In the recent Google Education on Air conference, Jan Owens discovered that the biggest lesson learnt looking ahead to 2030 is that every job will be transformed. It would be easy to just add this as another Countrafabulist predictions. However, it raises wider questions associated with transformation and our role within it all.
During a discussion on the Modern Learners podcast, Bruce Dixon discussed the notion of ‘the end of school as we know it’. He shared an exercise where teachers are given three options to choose from in regards to the current state of education:
- We are seeing the end of school as we know it
- We are not seeing the end of school as we know it
- We should be seeing the end of school as we know it
To me this touches on Audrey Watters’ discussion of the invented history associated with the Prussian origins of (American) education. In time we manage to bend the past into a linear narrative. One where all roads lead to innovation.
And so too we’ve invented a history of “the factory model of education” in order to justify an “upgrade” – to new software and hardware that will do much of the same thing schools have done for generations now, just (supposedly) more efficiently, with control moved out of the hands of labor (teachers) and into the hands of a new class of engineers, out of the realm of the government and into the realm of the market.
The Invented History of ‘The Factory Model of Education’
If I had to choose one response it would be that we are seeing the end of school as we know it. However, I also feel that this is that wrong question. Whether we like it or not, the world changes each and every day. For example, smartphones have had an impact on schools whether we allow them in the classroom or not.
Another way of looking at change is using Raymond Williams’ historical model where he differentiates between emergence, dominant, residual.
We can find terms which recognize not only ‘stages’ and ‘variations’ but the internal dynamic relations of any actual process. We have certainly still to speak of the ‘dominant’ and the ‘effective’, and in these senses of the hegemonic. But we find that we have also to speak, and indeed with further differentiation of each, of the ‘residual’ and the ’emergent’, which in any real process, and at any moment in the process, are significant both in themselves and in what they reveal of the characteristics of the ‘dominant’.
There is a constant flow of meanings, values, practices and relationships, where even if a certain aspect were to remain ‘dominant’, it cannot inoculate itself from new influences.

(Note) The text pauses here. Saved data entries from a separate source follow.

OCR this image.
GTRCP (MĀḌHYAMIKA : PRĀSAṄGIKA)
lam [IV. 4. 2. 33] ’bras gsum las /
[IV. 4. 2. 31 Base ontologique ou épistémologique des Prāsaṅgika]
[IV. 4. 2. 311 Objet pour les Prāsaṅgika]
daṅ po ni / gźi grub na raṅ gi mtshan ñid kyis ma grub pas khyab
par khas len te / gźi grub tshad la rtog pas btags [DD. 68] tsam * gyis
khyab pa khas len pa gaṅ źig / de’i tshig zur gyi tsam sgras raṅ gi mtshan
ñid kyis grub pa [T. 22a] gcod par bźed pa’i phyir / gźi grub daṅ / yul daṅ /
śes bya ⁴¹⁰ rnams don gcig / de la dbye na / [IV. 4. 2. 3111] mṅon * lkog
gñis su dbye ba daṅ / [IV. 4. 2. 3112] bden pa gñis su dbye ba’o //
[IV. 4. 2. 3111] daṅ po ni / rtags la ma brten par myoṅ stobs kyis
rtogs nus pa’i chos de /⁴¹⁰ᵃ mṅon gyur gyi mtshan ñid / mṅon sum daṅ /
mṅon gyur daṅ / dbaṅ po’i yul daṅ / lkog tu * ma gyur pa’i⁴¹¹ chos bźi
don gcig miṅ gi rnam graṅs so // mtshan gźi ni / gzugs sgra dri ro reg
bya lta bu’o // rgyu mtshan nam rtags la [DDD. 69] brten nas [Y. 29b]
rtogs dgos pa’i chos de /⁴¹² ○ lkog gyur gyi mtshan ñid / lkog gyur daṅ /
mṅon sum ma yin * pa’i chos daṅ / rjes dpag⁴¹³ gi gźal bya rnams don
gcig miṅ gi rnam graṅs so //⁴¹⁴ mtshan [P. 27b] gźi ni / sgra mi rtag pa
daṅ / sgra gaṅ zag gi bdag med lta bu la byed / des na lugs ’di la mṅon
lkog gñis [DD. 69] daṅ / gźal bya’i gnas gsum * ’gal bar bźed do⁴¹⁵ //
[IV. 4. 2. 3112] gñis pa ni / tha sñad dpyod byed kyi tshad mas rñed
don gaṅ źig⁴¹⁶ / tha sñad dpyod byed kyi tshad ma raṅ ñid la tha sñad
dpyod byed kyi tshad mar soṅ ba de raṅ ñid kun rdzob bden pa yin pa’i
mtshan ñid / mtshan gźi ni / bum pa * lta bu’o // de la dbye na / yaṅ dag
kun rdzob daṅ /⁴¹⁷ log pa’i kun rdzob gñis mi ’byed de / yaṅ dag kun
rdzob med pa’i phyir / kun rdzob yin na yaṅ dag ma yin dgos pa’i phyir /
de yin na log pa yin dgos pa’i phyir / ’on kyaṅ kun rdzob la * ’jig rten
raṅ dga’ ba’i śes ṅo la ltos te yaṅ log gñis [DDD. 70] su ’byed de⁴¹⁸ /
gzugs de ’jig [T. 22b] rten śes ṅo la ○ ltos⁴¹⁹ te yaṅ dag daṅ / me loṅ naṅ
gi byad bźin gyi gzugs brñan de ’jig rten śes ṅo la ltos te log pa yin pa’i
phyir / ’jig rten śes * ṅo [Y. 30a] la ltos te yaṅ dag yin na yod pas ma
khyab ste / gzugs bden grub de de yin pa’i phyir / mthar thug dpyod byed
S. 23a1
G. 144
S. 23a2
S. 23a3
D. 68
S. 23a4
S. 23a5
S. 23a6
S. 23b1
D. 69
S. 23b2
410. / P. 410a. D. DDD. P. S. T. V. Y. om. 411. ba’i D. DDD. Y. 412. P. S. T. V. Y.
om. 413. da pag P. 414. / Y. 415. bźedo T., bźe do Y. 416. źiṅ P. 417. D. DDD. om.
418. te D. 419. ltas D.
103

As I discussed previously, much is learnt as things are pushed to breaking point. The question is not whether we are seeing the end of school as we know it, but how do we want school (and society) to change for tomorrow? Gert Biesta uses a quote from Jacques Derrida which makes this point clear,
To live, by definition, is not something one learns.
Our focus therefore should be what education do we want and collectively work towards that.
So what about you? What is your choice? Is this the end of school as we know it? As always comments welcome, even better when they are from your own space.